Vitamina C e cama
Estava ali sentado na poltrona do papai, de couro amarronzado, tentando se concentrar na partida de futebol que acontecia na TV 29 polegadas, tela plana, que comprara em 15 prestações. Os dois filhos brincavam no tapete ao lado, indiferentes ao esporte bretão que era transmitido pelo canal 35. Ele tinha no colo uma vasilha de pipoca sabor bacon e ao lado da cadeira um copo de chá gelado, sabor pêssego. Mas nada daquilo conseguia fazer com que ele se concentrasse em algo. O sono era avassalador. Tentava manter as pálpebras firmes e abertas, mas o cansaço de uma noite mal dormida estava vencendo, tal qual o time de vermelho. Entregava-se ao sono em pequenos segundos e voltava à tentativa de vencer a sonolência.

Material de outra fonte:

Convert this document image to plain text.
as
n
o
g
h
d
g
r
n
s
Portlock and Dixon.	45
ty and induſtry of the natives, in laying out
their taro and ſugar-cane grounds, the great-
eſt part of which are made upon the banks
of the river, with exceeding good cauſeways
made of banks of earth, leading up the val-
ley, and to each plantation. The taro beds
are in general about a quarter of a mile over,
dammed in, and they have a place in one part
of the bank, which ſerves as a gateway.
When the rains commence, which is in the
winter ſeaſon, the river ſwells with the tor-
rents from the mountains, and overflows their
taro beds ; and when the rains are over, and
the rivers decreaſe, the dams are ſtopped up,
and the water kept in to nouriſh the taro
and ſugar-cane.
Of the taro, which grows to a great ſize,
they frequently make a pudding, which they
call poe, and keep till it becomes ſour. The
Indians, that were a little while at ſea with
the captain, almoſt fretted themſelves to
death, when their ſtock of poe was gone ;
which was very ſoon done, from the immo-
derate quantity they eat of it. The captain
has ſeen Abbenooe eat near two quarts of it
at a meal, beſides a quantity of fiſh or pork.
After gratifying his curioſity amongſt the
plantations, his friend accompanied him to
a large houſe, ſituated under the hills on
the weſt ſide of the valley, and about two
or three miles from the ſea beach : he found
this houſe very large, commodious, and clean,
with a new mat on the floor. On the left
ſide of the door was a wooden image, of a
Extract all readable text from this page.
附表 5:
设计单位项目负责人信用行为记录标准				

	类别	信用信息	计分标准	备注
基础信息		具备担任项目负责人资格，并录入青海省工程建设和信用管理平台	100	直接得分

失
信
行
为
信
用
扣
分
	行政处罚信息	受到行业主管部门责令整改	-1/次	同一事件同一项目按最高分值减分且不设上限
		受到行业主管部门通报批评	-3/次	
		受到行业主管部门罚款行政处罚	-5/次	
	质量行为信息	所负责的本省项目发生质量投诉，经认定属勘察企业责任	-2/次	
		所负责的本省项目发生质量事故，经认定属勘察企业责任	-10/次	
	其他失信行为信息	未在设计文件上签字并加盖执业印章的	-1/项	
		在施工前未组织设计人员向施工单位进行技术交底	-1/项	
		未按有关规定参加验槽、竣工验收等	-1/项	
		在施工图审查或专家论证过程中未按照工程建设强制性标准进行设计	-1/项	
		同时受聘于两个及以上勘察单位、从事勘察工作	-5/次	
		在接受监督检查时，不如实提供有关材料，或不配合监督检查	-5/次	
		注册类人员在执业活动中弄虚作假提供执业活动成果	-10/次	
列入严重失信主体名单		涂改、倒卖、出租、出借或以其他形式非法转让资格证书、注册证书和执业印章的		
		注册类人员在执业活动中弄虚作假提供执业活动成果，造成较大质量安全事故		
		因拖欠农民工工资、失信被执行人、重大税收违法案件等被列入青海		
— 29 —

Num desses micro-cochilos, acordou subitamente, quase derrubando a vasilha de pipoca do colo. Olhou assustado para todos os lados. Não conseguia reconhecer nada daquilo. Olhou para a TV e viu um jogo de futebol que não imaginava qual seria, nem pelas pequenas siglas dos times que apareciam no canto superior esquerdo da tela. Viu os móveis que preenchiam aquela sala e não conseguiu reconhecer nenhum. Viu duas crianças brincando no chão e jurava que nunca havia visto aquelas pessoas na vida. Nada ali lhe era familiar. Engraçado que ele continuava a saber quem era e até o número do CPF ele poderia dizer se algum daqueles indivíduos na sala o perguntasse. Mas aquele lugar e aquelas pessoas eram, para ele, completamente desconhecidos. Colocou a vasilha de pipoca no chão e levantou vagarosamente. Balançou a cabeça duas vezes para ver se algo voltava ao normal. As crianças começaram a rir e ele se sentiu constrangido naquele lugar e naquela situação. Saiu dali e caminhou pelo corredor da casa. Tinha algumas fotos na parede, mas não reconhecia ninguém e nem onde. Chegou na porta da cozinha e pode ver uma mulher que preparava algo no fogão. Não fazia idéia de quem era, apesar de parecer ser a mesma moça da foto na praia, que tinha visto há alguns segundos.
– Já terminou o jogo? – a mulher perguntou.
Ele respondeu negativamente e entrou dentro do lavabo, vizinho à cozinha. Direto em direção à pia. Abriu bem a torneira e jogou grandes quantidades de água no rosto, esfregando bem os olhos. Não conseguia reconhecer aquele sabonete amarelo em forma de concha. Não sabia como aquele vasinho com uma margarida de plástico poderia ter aparecido ali naquela bancada de granito. Nem mesmo o seu rosto ele reconheceu, quando levantou a cabeça e olhou no espelho de vidro bisotado. Estranhou aquele cidadão que estava refletido no vidro. Tentou se lembrar da sua fisionomia, mas só lhe vinha na cabeça a imagem do Jece Valadão. Ficou em pânico total quando saiu do banheiro e aquela pessoa da cozinha o chamou por um outro nome, que não era o seu. Pôde notar que a sua voz parecia um pouco mais grave do que de costume, quando deu uma desculpa qualquer e saiu pela porta principal daquela residência, vestido com um roupão bege e chinelas havaianas azul-marinho. Depois disso, ele não soube de mais nada, apenas viu na TV do bar da esquina que o time de vermelho ganhou por 2x0 e conquistou uma vaga nas semifinais.